Like many others, his team is a downfall, but not a disaster. Yukiya Arashiro, Grega Bole, Borut Bozic, Janez Brajkovic, Ondrej Cink, Sonny Colbrelli, Tsgabu Grmay, Javier Moreno. He will only have help from Brajkovic, Cink, Grmay and Moreno. Which is a bit more than some of the other teams.
Team: Orica Scott
Best Performance: 89th (2015)
Orica-Scott have two riders in Simon Yates and Esteban Chaves that can challenge for a high result overall. Simon Yates is their man this tour as they are targeting the white jersey. Chaves has had an interrupted season so their best bet is to have him get form for a tilt at the Vuelta which starts 4 weeks after the Tour.
Yates is looking to emulate what his brother did last year, which was a 4th place finish and the white jersey. He can do it too. There’s a good chance Yates can challenge for the podium. He has two quality climbers in Kreuziger and Chaves that can help him. Not to mention Damien Howson, who is fast becoming one of the great climbing domestiques in the world.

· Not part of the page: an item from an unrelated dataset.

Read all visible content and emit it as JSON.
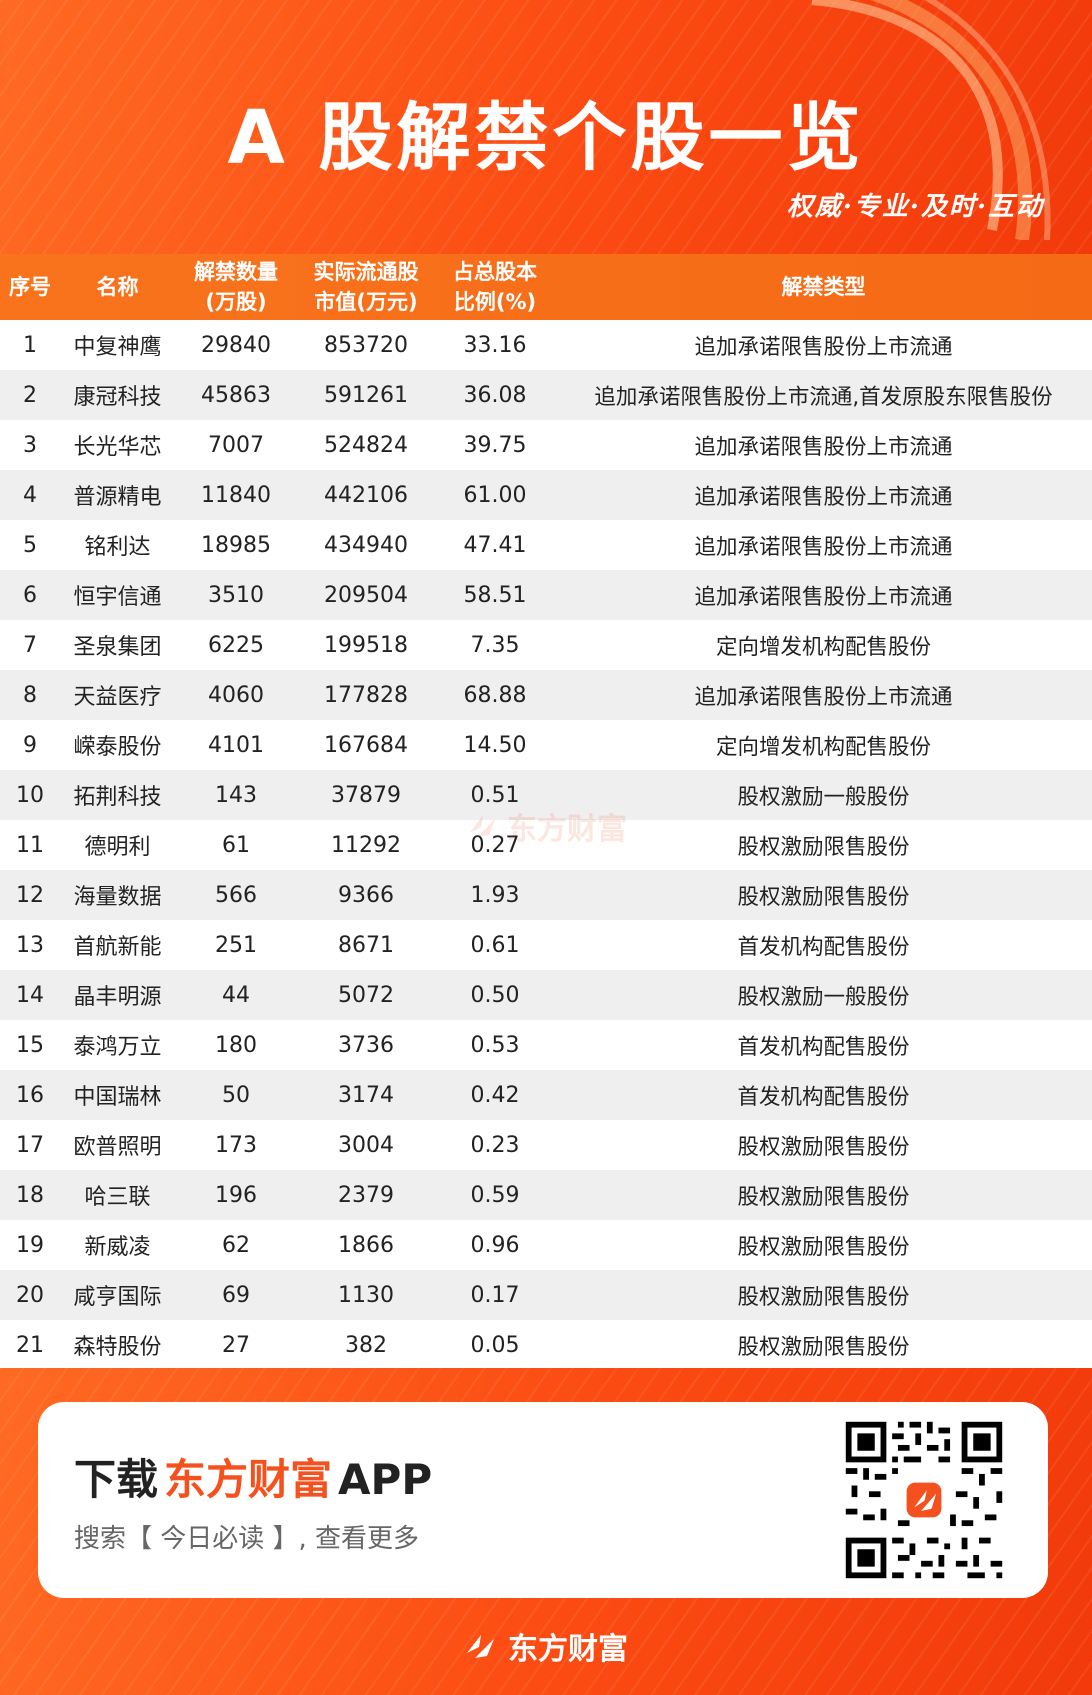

One of the underrated ones, at least.
The rest of the team consists of Michael Albasini, Luke Durbridge, Matthew Hayman, Daryl Impey and Jens Keukeleire.
Other riders not mentioned but are aiming for high GC results are; Warren Barguil (Sunweb), Daniel Navarro (Cofidis), George Bennett (Lotto NL Jumbo), Andrew Talansky and Rigoberto Uran (Cannondale) and Eduardo Sepulveda (Fortuneo-Vital Concept).
This is tough. There’s so many good riders in this race, but not all can go well. There will be crashes, there will be illness, there will be chaos. With the weather forecast, this could be a similar race to 2014 and I would love to tip it that way, but then it would be a lottery to work out which riders would make it to the end. So I’ll play it safe and go with the following.
- Chris Froome
- Alejandro Valverde
- Richie Porte
- Ion Izagirre
- Romain Bardet
- Simon Yates
- Louis Meintjes
- Fabio Aru
- Rafal Majka
- Eduardo Sepulveda
I have a feeling that Quintana’s going to falter with the Giro in his legs. I have big hopes for Sepulveda. This route does suit him and he will be the surprise rider this race.